The power of the purse has long allowed the federal government to take a role and set standards in areas of provincial jurisdiction, such as healthcare. It's high time the feds used this power to require provinces to provide standardized and realtime health and death reporting. The lack of standard data and reporting delays severely hamper this country's ability to respond to pandemics, as was made clear in the the SARS enquiry report. It's shameful that no action was taken in the years that followed and that our ability to track public health and drug adverse-effect data remains among the worst in the developed world.
As always, the question is who controls the federal government. Will it be the 90-odd Canadian families that control as much wealth as three provinces combined, or will it be the rest of us?
Cap
You've hit the nail on its head, Cap. The federal government will be in the driver's seat. The question is, "Who will control the federal government?"
.. for Cap.. coup d'etat !
“Premier Kenney, you need five billion recovery dollars? You got it, but not to revive zombie oil and gas companies. Spend it on reducing emissions and a transition to a low carbon economy or we will give it to someone who will.”
Kenney is going the exact opposite way by reducing environmental monitoring to zero, as detailed in that Nikiforuk piece in the Tyee that MOS posted about yesterday.

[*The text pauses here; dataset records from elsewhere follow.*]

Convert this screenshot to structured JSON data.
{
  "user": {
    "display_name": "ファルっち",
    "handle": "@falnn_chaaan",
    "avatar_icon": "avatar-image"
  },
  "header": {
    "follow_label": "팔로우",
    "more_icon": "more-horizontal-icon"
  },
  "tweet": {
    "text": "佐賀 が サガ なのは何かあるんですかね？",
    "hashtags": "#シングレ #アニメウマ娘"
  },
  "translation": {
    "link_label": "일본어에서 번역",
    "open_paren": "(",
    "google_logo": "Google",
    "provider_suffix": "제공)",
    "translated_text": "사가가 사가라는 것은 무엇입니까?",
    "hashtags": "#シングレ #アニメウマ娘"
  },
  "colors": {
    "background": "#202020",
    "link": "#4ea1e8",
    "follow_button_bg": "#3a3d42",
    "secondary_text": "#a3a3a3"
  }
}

Remind me again why we're sending billions to Alberta and the oil companies to flout the rules any old way kenney pleases?
Cut 'em off. Now.
I mean, this is getting beyond ridiculous and into dystopia. Kenney deserves a big slapdown in public. Who cares what Albertans think? They need to grow up as much as kenney does. Of course Scheer would also go into frenzy, and that might be fun to watch as he takes the Cons to new low levels of mindlessness and general squawking.
BM
Like Cap, I believe the powers of status quo are underestimated. I'm going to filch my response to your comment today on my blog:
There's such enormous speculation on what a post-Covid world order will look like, the common assumption seeming to be that we can't go back to our old ways. Beyond that there's a cornucopia of opinions as to what the next big thing "must" look like. It seems we're all over the board on imagining our future. That, to me, suggests we're more apt to get little more than the existing powers pushing a "reset" button to restore the old ways. I don't believe there's much chance of reform without consensus on what that should look like. We need something that enough of us can coalesce behind. What that is I don't know.

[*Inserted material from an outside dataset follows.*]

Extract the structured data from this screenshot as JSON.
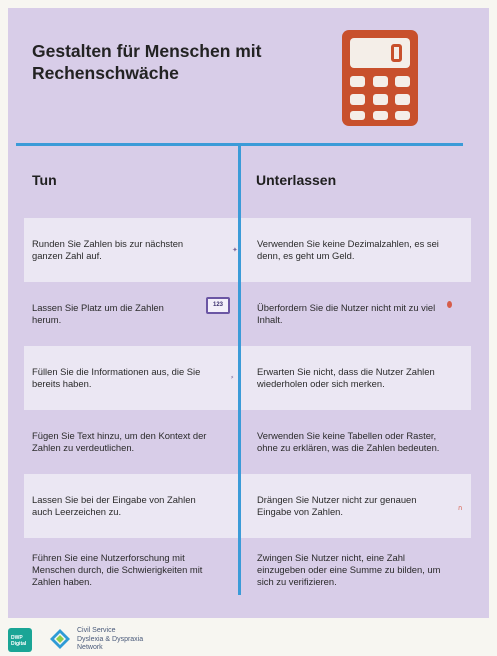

Without some common vision of a way forward, a real nuts and bolts blueprint that people can understand and rally behind in support, the existing order that we seem to agree "sucks" has the whip hand. The forces of status quo will change but only to the extent they have no choice. Beyond that they'll try to patch up the holes, mask the glaring failures and get the machine lurching back in the same direction.
I suspect that The Right will go from a slow boil to a quick boil, BM. What happens in the kitchen after that is anybody's guess.
I see the present moment as an opportunity, Mound. Whether we will take it and make something better of it is a fifty-fifty proposition.